Dr. John F. Hartwig Presents 2020 Broadbent Lecture
Posted: Jan 31, 2020
This year marks the 32nd annual Broadbent Lecture Series, created in honor of H. Smith Broadbent to celebrate his forty years as a professor at BYU and his advances within the field of organic chemistry.
This year the department welcomed Professor John F. Hartwig from the University of California, Berkeley as the Broadbent guest lecturer. Dr. Hartwig’s work involving catalysis has earned him over 20 awards and recognitions, and he has served as the Henry Rapoport Professor of Chemistry since 2011.
Dr. Hartwig’s lectures, given January 13-14, followed his research on catalysis, how catalysts can be used to create faster reactions, and to create new molecules that can aid in solving problems from producing more food with limited land to solving medical crises.
In his public lecture entitled “Changing Chemical Synthesis with Catalysis,” Dr. Hartwig gave students a brief overview of how chemical synthesis can positively affect daily life, as well as several examples of the research his lab has done involving catalysis.
He showed students how chemical synthesis has been used to create a simple household ingredient: acetic acid (vinegar). Naturally, this substance is formed from bacteria in sugar, but with the roughly five billion pounds of acetic acid needed per year, sugar is the least efficient way to make it. Chemists have had to find other ways to produce it, most commonly through chemical reactions involving coal. Through an extensive process in which catalysts play an integral role chemists have been able to use synthesis in order to fill a need which nature cannot keep up with.

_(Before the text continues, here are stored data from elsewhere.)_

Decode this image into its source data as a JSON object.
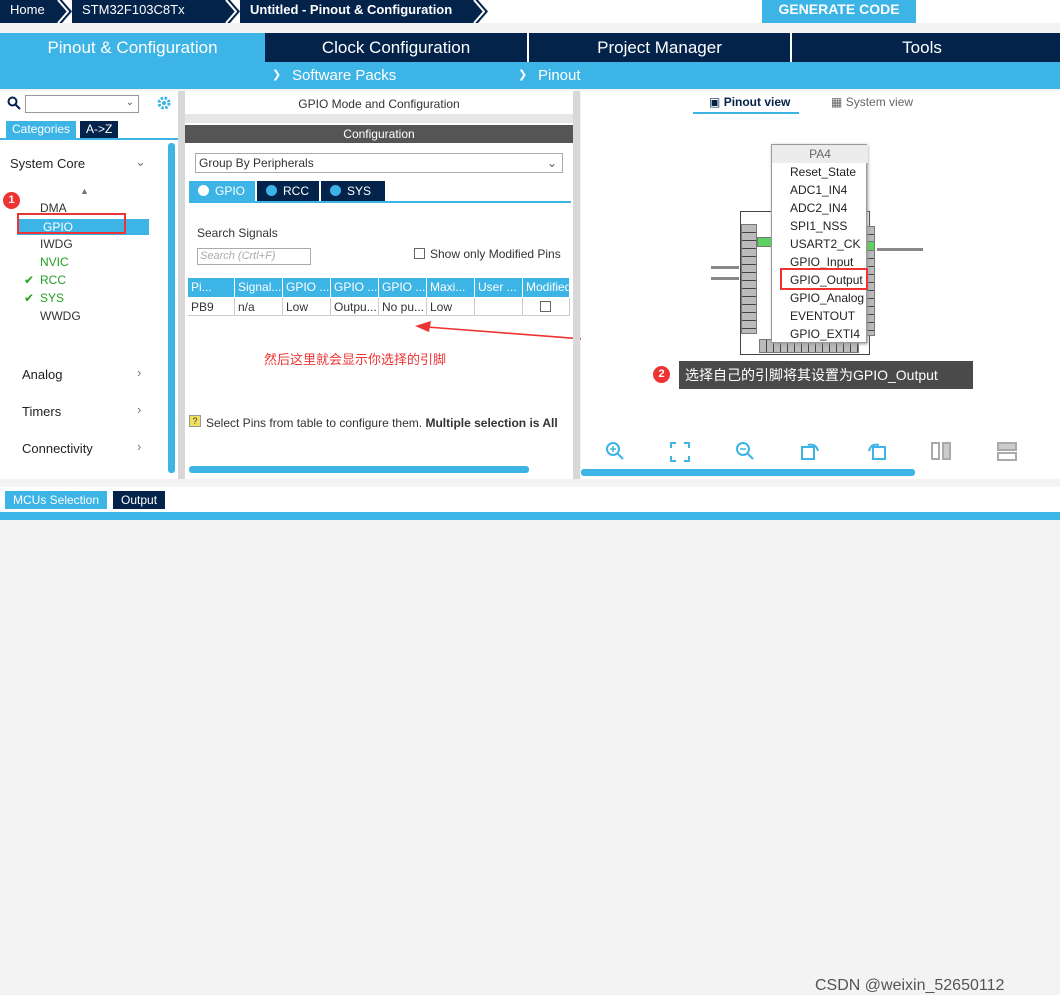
{
  "breadcrumb": {
    "items": [
      "Home",
      "STM32F103C8Tx",
      "Untitled - Pinout & Configuration"
    ],
    "generate_label": "GENERATE CODE"
  },
  "main_tabs": [
    "Pinout & Configuration",
    "Clock Configuration",
    "Project Manager",
    "Tools"
  ],
  "sub_tabs": [
    "Software Packs",
    "Pinout"
  ],
  "left": {
    "category_tabs": [
      "Categories",
      "A->Z"
    ],
    "system_core": "System Core",
    "items": [
      "DMA",
      "GPIO",
      "IWDG",
      "NVIC",
      "RCC",
      "SYS",
      "WWDG"
    ],
    "sections": [
      "Analog",
      "Timers",
      "Connectivity"
    ]
  },
  "middle": {
    "mode_title": "GPIO Mode and Configuration",
    "config_title": "Configuration",
    "group_by": "Group By Peripherals",
    "peripheral_tabs": [
      "GPIO",
      "RCC",
      "SYS"
    ],
    "search_label": "Search Signals",
    "search_placeholder": "Search (Crtl+F)",
    "show_modified": "Show only Modified Pins",
    "columns": [
      "Pi...",
      "Signal...",
      "GPIO ...",
      "GPIO ...",
      "GPIO ...",
      "Maxi...",
      "User ...",
      "Modified"
    ],
    "row": [
      "PB9",
      "n/a",
      "Low",
      "Outpu...",
      "No pu...",
      "Low",
      "",
      ""
    ],
    "hint": "Select Pins from table to configure them.",
    "hint_bold": "Multiple selection is All",
    "annotation": "然后这里就会显示你选择的引脚"
  },
  "right": {
    "view_tabs": [
      "Pinout view",
      "System view"
    ],
    "menu_title": "PA4",
    "menu_items": [
      "Reset_State",
      "ADC1_IN4",
      "ADC2_IN4",
      "SPI1_NSS",
      "USART2_CK",
      "GPIO_Input",
      "GPIO_Output",
      "GPIO_Analog",
      "EVENTOUT",
      "GPIO_EXTI4"
    ],
    "tooltip": "选择自己的引脚将其设置为GPIO_Output"
  },
  "bottom": {
    "tabs": [
      "MCUs Selection",
      "Output"
    ],
    "watermark": "CSDN @weixin_52650112"
  },
  "badges": [
    "1",
    "2"
  ],
  "colors": {
    "accent": "#3cb4e6",
    "navy": "#03234b",
    "callout": "#e33333"
  }
}
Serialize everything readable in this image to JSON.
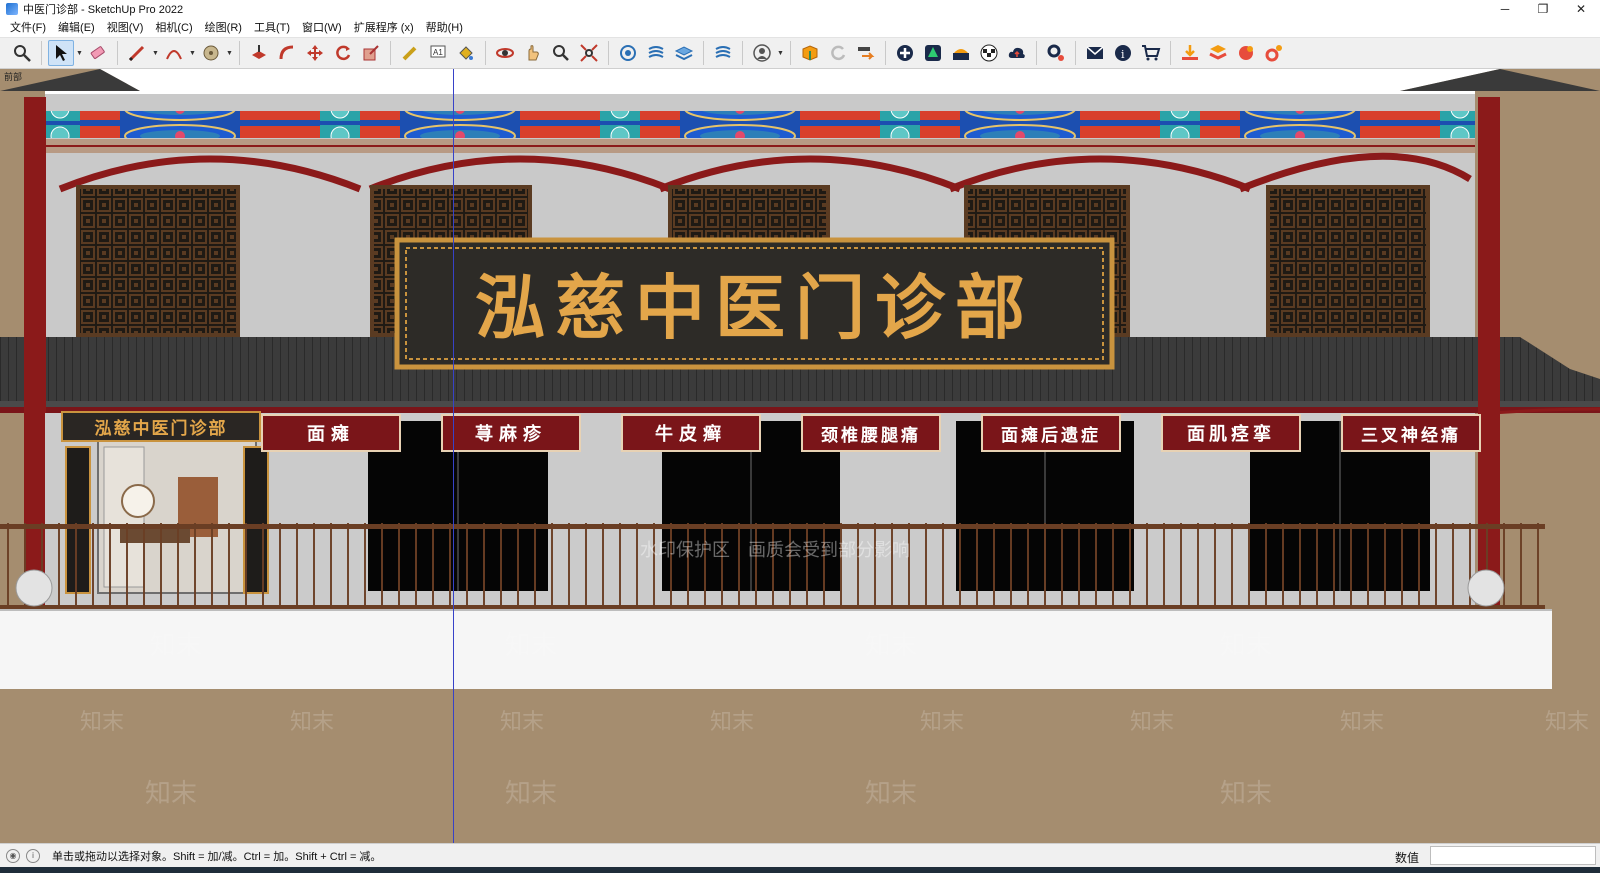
{
  "window": {
    "title": "中医门诊部 - SketchUp Pro 2022",
    "minimize": "─",
    "maximize": "❐",
    "close": "✕"
  },
  "menu": [
    "文件(F)",
    "编辑(E)",
    "视图(V)",
    "相机(C)",
    "绘图(R)",
    "工具(T)",
    "窗口(W)",
    "扩展程序 (x)",
    "帮助(H)"
  ],
  "toolbar": {
    "icons": [
      "zoom-icon",
      "select-icon",
      "eraser-icon",
      "pencil-icon",
      "arc-icon",
      "offset-icon",
      "push-pull-icon",
      "follow-me-icon",
      "move-icon",
      "rotate-icon",
      "scale-icon",
      "tape-measure-icon",
      "text-icon",
      "paint-bucket-icon",
      "orbit-icon",
      "pan-icon",
      "zoom-window-icon",
      "zoom-extents-icon",
      "component-icon",
      "section-plane-icon",
      "layers-icon",
      "styles-icon",
      "user-icon",
      "extension-warehouse-icon",
      "reload-icon",
      "export-icon",
      "add-icon",
      "tree-icon",
      "layout-icon",
      "checker-icon",
      "cloud-upload-icon",
      "gears-icon",
      "mail-icon",
      "info-icon",
      "cart-icon",
      "plugin-a-icon",
      "plugin-b-icon",
      "plugin-c-icon",
      "plugin-d-icon"
    ],
    "active": "select-icon"
  },
  "scene": {
    "label": "前部",
    "main_sign": "泓慈中医门诊部",
    "small_sign": "泓慈中医门诊部",
    "plaques": [
      "面瘫",
      "荨麻疹",
      "牛皮癣",
      "颈椎腰腿痛",
      "面瘫后遗症",
      "面肌痉挛",
      "三叉神经痛"
    ],
    "watermark_center": "水印保护区　画质会受到部分影响",
    "watermark": "知末",
    "colors": {
      "roof": "#3a3a3a",
      "pillar": "#8b1a1a",
      "sign_bg": "#2d2b27",
      "sign_text": "#e3a64a",
      "wall": "#c8c8c8",
      "plaque": "#7a1519",
      "ground": "#a58d6f"
    }
  },
  "status": {
    "hint": "单击或拖动以选择对象。Shift = 加/减。Ctrl = 加。Shift + Ctrl = 减。",
    "measure_label": "数值",
    "measure_value": ""
  }
}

Hartwig then took this simple idea and expanded upon it through a discussion of his lab’s research. He introduced several drugs that would not exist without synthetic chemistry, such as Lipitor or Indinavir. Hartwig then explained how the use of catalysts could greatly increase the production of such products within the field of medical chemistry. Through research done by his lab, Hartwig and his team have developed catalysts which perform cross-coupling to make carbon nitrogen bonds which has allowed for the discovery of a new antidepressant and a cure for Hepatitis C. With the goal to use the same efficiency that catalysts have within the body, his lab continues to perform research to discover catalytic reactions that enable us to make these unnatural molecules which will improve and expand on chemical synthesis.

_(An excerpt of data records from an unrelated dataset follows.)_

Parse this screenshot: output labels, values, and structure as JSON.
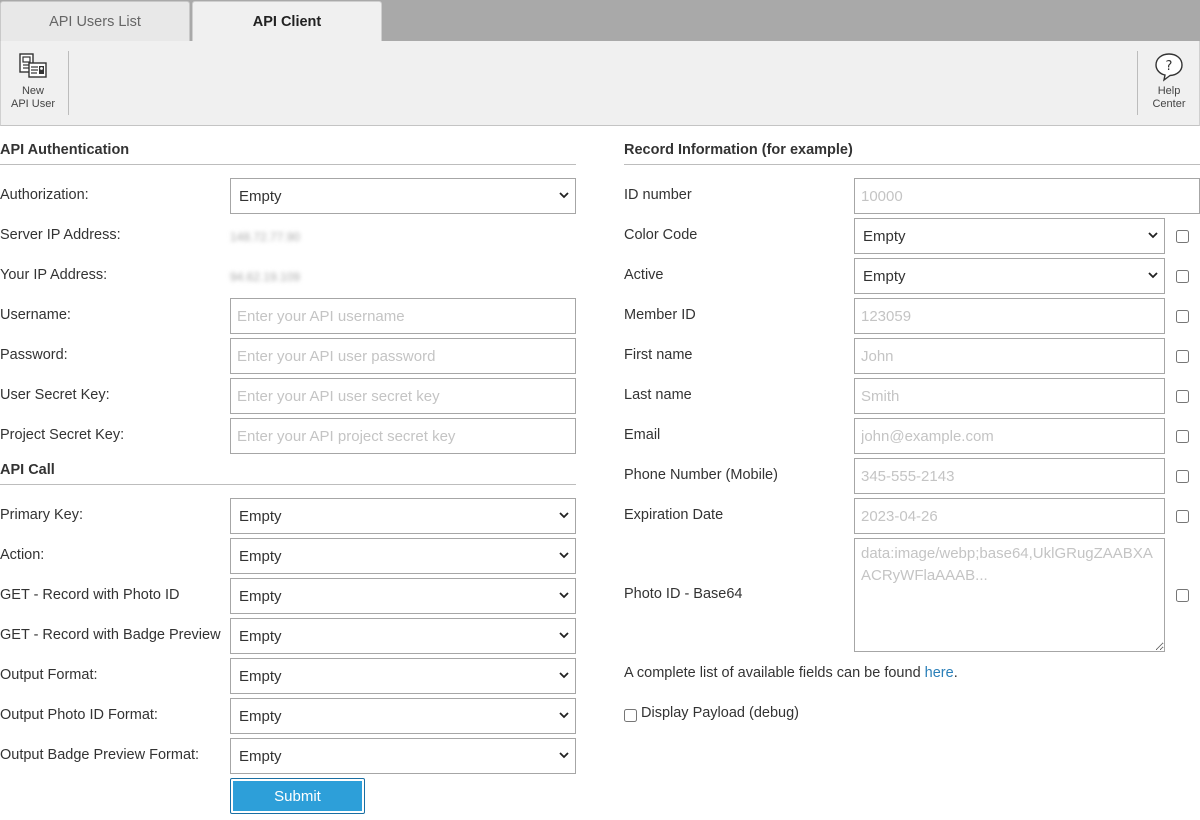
{
  "tabs": [
    {
      "label": "API Users List",
      "active": false
    },
    {
      "label": "API Client",
      "active": true
    }
  ],
  "toolbar": {
    "new_user_line1": "New",
    "new_user_line2": "API User",
    "help_line1": "Help",
    "help_line2": "Center"
  },
  "auth": {
    "title": "API Authentication",
    "authorization_label": "Authorization:",
    "authorization_value": "Empty",
    "server_ip_label": "Server IP Address:",
    "server_ip_value": "148.72.77.90",
    "your_ip_label": "Your IP Address:",
    "your_ip_value": "94.62.19.109",
    "username_label": "Username:",
    "username_placeholder": "Enter your API username",
    "password_label": "Password:",
    "password_placeholder": "Enter your API user password",
    "user_secret_label": "User Secret Key:",
    "user_secret_placeholder": "Enter your API user secret key",
    "project_secret_label": "Project Secret Key:",
    "project_secret_placeholder": "Enter your API project secret key"
  },
  "call": {
    "title": "API Call",
    "primary_key_label": "Primary Key:",
    "primary_key_value": "Empty",
    "action_label": "Action:",
    "action_value": "Empty",
    "get_photo_label": "GET - Record with Photo ID",
    "get_photo_value": "Empty",
    "get_badge_label": "GET - Record with Badge Preview",
    "get_badge_value": "Empty",
    "output_format_label": "Output Format:",
    "output_format_value": "Empty",
    "output_photo_label": "Output Photo ID Format:",
    "output_photo_value": "Empty",
    "output_badge_label": "Output Badge Preview Format:",
    "output_badge_value": "Empty",
    "submit_label": "Submit"
  },
  "record": {
    "title": "Record Information (for example)",
    "id_label": "ID number",
    "id_placeholder": "10000",
    "color_label": "Color Code",
    "color_value": "Empty",
    "active_label": "Active",
    "active_value": "Empty",
    "member_label": "Member ID",
    "member_placeholder": "123059",
    "first_label": "First name",
    "first_placeholder": "John",
    "last_label": "Last name",
    "last_placeholder": "Smith",
    "email_label": "Email",
    "email_placeholder": "john@example.com",
    "phone_label": "Phone Number (Mobile)",
    "phone_placeholder": "345-555-2143",
    "exp_label": "Expiration Date",
    "exp_placeholder": "2023-04-26",
    "photo_label": "Photo ID - Base64",
    "photo_placeholder": "data:image/webp;base64,UklGRugZAABXAACRyWFlaAAAB...",
    "fields_note_prefix": "A complete list of available fields can be found ",
    "fields_note_link": "here",
    "fields_note_suffix": ".",
    "display_payload_label": "Display Payload (debug)"
  },
  "colors": {
    "accent": "#2d9fd9",
    "link": "#2a7fb8",
    "tabbar": "#a9a9a9",
    "toolbar": "#f0f0f0"
  }
}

Dr. Hartwig’s technical lecture followed specific projects his lab team has been working on within this vein of cross-coupling and catalysis. Their work has focused on the integration of functional groups into usually unreactive complex molecules, which has been a long standing issue within synthetic chemistry. Through their research, they have found success with introducing a single temporary functional group into a complex molecule, which allows a diversity of products to form from a single C-H bond functionalization reaction. Using these methods, they demonstrated that these reactions could occur at one primary C-H bond in a natural product, showing the potential that this type of reaction chemistry could occur at unreactive positions of complex molecules, such as natural products. Hartwig and his lab continue to seek for new systems for the functionalization of C-H and O-H bonds in complex molecules, hoping to develop new types of catalysts with the ability to achieve selective catalysis with transition metal centers.